The captain returned. “We’ll try to save the rest o’ that ’ere cotton, sir,” he said.
He looked out at the trembling smoke that betrayed their course so rashly, and from there back to the pursuer on the horizon. He waited a little longer, carefully calculating; then sent an order down the tube to the engineer. The dampers were shut off, and the fuel was changed to anthracite. Soon the smoke went down, and a hazy invisible stream puffed from the funnels instead. The Luz swung at right angles to her former course. The paddles threshed hopefully, and on she sped, leaving no track. The skipper gazed back at the lowering line, which ended abruptly on their port and trailed off toward the horizon with a telegraphy of deceit for the distant sail.
“You soldiers, colonel,” he announced, “don’t ’ave no monopoly on tricks and gammon, I’m a thinkin’. But I s’y, w’at if you and me go down to my cabin and have a noggin?”

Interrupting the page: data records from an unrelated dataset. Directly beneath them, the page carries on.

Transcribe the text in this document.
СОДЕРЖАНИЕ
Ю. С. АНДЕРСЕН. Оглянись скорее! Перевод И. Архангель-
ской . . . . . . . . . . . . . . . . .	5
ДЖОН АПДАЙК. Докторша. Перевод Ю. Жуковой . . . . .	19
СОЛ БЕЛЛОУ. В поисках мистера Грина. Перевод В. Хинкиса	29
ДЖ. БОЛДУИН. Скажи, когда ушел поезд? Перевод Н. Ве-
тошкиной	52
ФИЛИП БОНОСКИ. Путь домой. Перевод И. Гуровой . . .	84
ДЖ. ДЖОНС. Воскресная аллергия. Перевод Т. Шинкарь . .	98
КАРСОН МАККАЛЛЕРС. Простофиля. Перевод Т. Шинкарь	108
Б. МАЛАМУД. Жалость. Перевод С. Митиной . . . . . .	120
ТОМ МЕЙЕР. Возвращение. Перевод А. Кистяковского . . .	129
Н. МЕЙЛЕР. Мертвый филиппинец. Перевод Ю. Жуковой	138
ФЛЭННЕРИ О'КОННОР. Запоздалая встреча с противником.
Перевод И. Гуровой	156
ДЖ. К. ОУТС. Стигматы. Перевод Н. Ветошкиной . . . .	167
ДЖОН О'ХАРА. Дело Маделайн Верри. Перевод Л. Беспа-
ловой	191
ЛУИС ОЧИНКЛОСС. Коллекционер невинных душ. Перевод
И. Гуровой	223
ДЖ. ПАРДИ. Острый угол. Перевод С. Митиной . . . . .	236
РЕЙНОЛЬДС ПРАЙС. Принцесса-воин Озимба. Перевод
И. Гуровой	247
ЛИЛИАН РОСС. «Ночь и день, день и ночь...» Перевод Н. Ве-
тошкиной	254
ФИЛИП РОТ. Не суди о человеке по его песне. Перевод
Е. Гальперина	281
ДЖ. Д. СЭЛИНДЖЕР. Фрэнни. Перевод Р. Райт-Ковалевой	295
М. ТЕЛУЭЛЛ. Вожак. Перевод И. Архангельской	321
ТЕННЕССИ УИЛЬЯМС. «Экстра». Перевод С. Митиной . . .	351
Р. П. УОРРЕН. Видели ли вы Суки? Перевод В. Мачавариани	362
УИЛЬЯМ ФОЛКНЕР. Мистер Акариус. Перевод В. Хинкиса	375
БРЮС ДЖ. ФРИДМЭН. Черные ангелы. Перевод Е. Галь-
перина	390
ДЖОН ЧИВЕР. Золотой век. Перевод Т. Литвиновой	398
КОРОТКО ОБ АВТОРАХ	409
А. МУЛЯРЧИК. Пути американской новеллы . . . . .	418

Thus La Luz ran her last blockade, and came safely into port. She reached Tampico some two days before the Impératrice Eugénie. Whereupon Din Driscoll, as he was called anywhere off the muster roll, informed Don Anastasio that he 42 would continue with him on into the interior. And as seen already, Murguía humbly excused delay, though his guest was not invited, not wanted, and cordially hated besides. That meek smirk of Don Anastasio’s was the absurdest thing in all psychology.
Yet what perhaps aggravated the old man most was curiosity. He craved to know the errand of his young despot. In the doorway of the Tampico mesón he still hovered near, and ventured more questions.
“How was it that, that you happened to be sent, señor?” he asked.
“Well now,” observed the trooper, “there you go figuring it out that I was sent at all.”
“It must have been–uh, because you know Spanish. Are you a–a Texan, Señor Coronel?”
“They raised me in Missouri,” said the colonel. “But I learned to talk Pan-American some on the Santa Fé trail. We had wagon trains out of Kansas City when I was a good sight younger.”